Food production now and in the future is likely to be adversely affected by two interacting processes that are already established and ongoing. One of these processes is land degradation, which is already having a severe impact on food production in some parts of the world and impeding necessary efforts to close the ‘food yield gap’ between highly productive agriculture in some countries and much less productive agriculture, on land of similar basic productive land potential, elsewhere. The other is climate change, the effects of which are already beginning to bring about the social and economic instability and damage which climate scientists have been warning of for some years. Further climate change is likely to change crop yields in the future.
This PhD will seek to relate agricultural output to key weather variables and land degradation in the major crop growing areas of the world. It will use likely the EPIC crop model, which is particularly suited to examining land degradation, with weather data derived from reanalysis and climate simulations. It will evaluate the performance of crop mode against past crop yields in the major crop growing areas, and will consider the potential impacts of adaptation in the future. The data processing and modelling will need to be automated to achieve these goals. The student will be expected to be comfortable working across academic disciplines and will need strong modelling and data analysis skills.

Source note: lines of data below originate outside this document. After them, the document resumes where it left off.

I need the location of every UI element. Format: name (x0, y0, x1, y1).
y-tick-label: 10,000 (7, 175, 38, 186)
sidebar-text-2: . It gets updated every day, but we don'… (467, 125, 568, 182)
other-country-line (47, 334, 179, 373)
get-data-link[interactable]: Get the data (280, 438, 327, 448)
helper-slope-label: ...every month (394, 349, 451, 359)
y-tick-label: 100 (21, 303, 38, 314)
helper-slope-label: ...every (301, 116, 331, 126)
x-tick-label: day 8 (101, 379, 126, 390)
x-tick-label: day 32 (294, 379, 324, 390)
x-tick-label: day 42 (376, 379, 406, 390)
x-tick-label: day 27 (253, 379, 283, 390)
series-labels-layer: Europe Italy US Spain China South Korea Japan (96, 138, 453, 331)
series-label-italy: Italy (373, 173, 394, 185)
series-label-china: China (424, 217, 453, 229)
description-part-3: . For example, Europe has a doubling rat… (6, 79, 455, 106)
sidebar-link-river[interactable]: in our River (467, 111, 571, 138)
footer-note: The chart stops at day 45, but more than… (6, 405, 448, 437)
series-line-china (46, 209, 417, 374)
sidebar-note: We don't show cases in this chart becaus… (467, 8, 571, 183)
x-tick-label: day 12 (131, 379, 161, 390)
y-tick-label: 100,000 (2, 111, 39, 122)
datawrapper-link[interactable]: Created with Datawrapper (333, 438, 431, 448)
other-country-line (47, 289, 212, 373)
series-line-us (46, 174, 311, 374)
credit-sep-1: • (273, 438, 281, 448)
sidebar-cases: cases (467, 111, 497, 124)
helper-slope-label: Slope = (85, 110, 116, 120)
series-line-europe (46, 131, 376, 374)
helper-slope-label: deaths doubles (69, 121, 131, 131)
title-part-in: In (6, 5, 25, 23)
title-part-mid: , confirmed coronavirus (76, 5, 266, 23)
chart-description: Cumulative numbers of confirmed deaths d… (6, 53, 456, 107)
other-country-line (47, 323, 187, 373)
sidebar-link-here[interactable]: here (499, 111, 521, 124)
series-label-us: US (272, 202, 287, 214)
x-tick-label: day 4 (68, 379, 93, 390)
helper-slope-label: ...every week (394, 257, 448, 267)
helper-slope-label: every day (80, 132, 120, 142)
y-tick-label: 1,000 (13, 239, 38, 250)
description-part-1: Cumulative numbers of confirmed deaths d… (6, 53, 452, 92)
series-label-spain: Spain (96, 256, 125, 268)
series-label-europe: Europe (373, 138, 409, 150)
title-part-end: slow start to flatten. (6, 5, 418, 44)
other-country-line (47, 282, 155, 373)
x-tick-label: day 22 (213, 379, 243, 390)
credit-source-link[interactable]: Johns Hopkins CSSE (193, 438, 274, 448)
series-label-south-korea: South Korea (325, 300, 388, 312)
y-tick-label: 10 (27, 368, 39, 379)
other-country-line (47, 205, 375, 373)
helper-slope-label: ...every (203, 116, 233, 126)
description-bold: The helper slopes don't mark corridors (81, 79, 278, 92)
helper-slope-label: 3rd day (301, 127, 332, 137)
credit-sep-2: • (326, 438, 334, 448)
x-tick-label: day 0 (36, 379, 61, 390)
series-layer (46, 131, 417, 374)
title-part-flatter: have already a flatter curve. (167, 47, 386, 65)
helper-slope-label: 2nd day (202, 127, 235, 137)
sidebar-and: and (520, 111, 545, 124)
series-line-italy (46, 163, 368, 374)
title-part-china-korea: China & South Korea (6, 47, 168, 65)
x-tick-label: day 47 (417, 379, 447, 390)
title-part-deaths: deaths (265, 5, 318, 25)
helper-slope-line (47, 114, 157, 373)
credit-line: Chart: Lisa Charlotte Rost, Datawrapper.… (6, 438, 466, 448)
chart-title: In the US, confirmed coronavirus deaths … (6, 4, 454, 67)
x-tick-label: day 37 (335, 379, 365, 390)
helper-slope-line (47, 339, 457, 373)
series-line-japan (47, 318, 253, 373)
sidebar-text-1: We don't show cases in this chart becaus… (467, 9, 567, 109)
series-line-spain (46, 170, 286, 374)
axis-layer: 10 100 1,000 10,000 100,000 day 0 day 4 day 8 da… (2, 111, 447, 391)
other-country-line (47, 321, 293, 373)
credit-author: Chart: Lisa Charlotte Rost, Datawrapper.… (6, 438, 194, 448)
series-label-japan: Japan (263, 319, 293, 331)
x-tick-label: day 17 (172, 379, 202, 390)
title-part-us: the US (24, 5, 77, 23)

The successful candidate will be part of a major international project with partners including the US Department of Agriculture, who will co-supervise the PhD. The research will contribute to related research across the wider project.
• Passionate about global environmental change issues.
• A self-motivated researcher willing to develop their technical and analytical skills and to contribute to the overall aims of the research project in innovative ways.
• An MSc degree in a quantitative discipline.
• Strong technical skills in programming and data analysis.
• Ability to use own initiative and prioritise workload.
• Good interpersonal and communication skills (oral and written).
• Strong organisational skills.
• A high level of attention to detail in working methods.
Stage 1 – The following pre-application documents should be emailed directly to Mae Oroszlany (firstname.lastname@example.org):
2. 1-page personal statement outlining motivation, interest and eligibility for the post, and identifying relevant programming and data analysis experience.
3. Academic transcripts.
4. Name and contact details of those providing an Academic Reference for you. If references are required prior to interview, they will only be taken up after receiving the consent of the candidate.
5. If English is NOT your first language, evidence that you meet UCL's English Language requirements.
Stage 2 – Following the interview, the successful candidate will be invited to make a formal application to the UCL Research Degree programme. Further guidance will be provided.
Any offer made will be subject to references and proof of meeting the UCL English language requirements.
Informal enquiries on the content of the research topic should be emailed to Dr Paul Dodds (mailto:email@example.com).
Deadline for application: 24 April 2016.
Interviews will be held 11 May 2016
Start Date: From July 2016, depending on completing a successful application to the UCL Research Degree programme.